Did you know that cab drivers don't take quarters for payment? They don't even like it when you ask.
She laid down on my bed and played "I want you to want me" on my laptop. subtle.
Just showed mom and dad the pics from San Francisco, while i played the Full House theme song in the background.
Adams eating in the shower, he says it's one of his favorite places to eat. Btw it's milanos he's eating, he says he loves italy too.
Bro, he broke his neck diving into a kiddy pool.
I'm obsessing over hocus pocus right now.

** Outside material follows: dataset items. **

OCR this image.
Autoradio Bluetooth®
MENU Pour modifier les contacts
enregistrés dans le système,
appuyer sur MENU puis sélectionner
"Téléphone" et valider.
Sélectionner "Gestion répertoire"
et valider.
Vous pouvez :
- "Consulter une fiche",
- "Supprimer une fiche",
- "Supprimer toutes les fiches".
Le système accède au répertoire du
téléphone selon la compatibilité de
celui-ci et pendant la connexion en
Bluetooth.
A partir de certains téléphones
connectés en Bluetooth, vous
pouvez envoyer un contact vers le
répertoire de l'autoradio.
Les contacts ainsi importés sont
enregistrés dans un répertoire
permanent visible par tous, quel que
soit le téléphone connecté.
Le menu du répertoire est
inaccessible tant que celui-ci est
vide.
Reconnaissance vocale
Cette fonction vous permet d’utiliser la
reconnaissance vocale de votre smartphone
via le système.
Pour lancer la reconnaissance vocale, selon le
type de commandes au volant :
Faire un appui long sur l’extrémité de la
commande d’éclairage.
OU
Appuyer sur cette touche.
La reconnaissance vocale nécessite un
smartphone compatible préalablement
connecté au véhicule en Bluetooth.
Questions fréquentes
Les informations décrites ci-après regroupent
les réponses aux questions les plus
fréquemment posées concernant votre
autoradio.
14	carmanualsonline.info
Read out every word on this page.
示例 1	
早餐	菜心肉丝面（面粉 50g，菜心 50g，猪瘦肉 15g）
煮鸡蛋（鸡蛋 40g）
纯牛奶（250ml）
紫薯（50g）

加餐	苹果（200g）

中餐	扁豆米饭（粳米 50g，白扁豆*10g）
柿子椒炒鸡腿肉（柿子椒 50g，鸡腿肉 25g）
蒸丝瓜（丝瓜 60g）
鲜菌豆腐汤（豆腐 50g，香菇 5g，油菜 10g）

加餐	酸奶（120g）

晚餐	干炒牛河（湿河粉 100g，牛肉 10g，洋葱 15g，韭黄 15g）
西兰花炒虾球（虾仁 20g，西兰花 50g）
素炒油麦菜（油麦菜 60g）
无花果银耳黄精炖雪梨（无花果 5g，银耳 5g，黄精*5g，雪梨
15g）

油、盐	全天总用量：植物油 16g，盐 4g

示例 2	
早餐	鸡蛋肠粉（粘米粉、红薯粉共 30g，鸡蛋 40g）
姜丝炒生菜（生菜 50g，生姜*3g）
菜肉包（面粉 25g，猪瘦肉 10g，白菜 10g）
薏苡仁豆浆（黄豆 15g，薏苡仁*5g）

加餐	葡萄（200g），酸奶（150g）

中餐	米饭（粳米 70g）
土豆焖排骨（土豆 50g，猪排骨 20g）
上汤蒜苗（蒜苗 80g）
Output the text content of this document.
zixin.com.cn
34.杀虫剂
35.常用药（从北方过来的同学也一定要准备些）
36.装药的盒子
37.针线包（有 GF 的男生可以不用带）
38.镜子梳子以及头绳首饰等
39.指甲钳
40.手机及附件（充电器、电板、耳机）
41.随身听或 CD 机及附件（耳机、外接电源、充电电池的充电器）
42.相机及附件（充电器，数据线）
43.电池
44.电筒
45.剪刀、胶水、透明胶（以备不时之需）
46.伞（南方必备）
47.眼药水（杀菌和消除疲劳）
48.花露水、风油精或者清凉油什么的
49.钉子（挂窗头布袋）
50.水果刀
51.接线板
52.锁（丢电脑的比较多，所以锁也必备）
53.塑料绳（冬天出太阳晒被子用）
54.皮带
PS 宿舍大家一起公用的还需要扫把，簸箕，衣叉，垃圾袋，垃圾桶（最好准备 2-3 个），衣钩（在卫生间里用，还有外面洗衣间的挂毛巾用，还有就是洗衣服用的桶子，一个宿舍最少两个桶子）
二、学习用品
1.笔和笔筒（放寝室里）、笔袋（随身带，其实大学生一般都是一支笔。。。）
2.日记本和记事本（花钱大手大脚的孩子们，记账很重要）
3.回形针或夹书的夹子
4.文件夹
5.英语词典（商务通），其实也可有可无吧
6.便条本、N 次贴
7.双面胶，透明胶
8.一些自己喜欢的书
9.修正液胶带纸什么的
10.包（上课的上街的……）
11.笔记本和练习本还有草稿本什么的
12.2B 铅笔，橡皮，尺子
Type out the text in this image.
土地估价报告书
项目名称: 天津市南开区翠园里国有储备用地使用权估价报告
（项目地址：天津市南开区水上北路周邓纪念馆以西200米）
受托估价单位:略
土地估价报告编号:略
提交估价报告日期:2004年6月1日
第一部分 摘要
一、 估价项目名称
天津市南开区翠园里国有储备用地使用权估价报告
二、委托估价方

What if I change my Grindr profile to "come little children, I'll take thee away to a land of enchantment"
Alls I remember is making out with that chick.
Nope that was a dude
He's an acquired taste, like S&M or those crunchy things they put in salads
Croutons?
I fell into his fridge. I want to leave.
Will it make you feel better if we wear the title of dysfunctional fucking roommates? It requires monogamy unless we want to bang someone together.
You're telling me he never had to ask for a blow job and he STILL broke up with you? I call bullshit on that one.
I don't know. I just have an affinity for nudity when I'm drunk.
How the hell am I supposed to tell that to a group of eight year olds?! It was three in the afternoon for fucks sake!
We need to borrow someone's dog. Just so we can non-creepily go to PetSmart and watch all the other dogs take photos with Santa
I want you to defile me in my childhood bed.
Drunk me says 72 hours of Mexican Viagra and room service.Sober me says we stopped being lovers for a reason after the last lost weekend.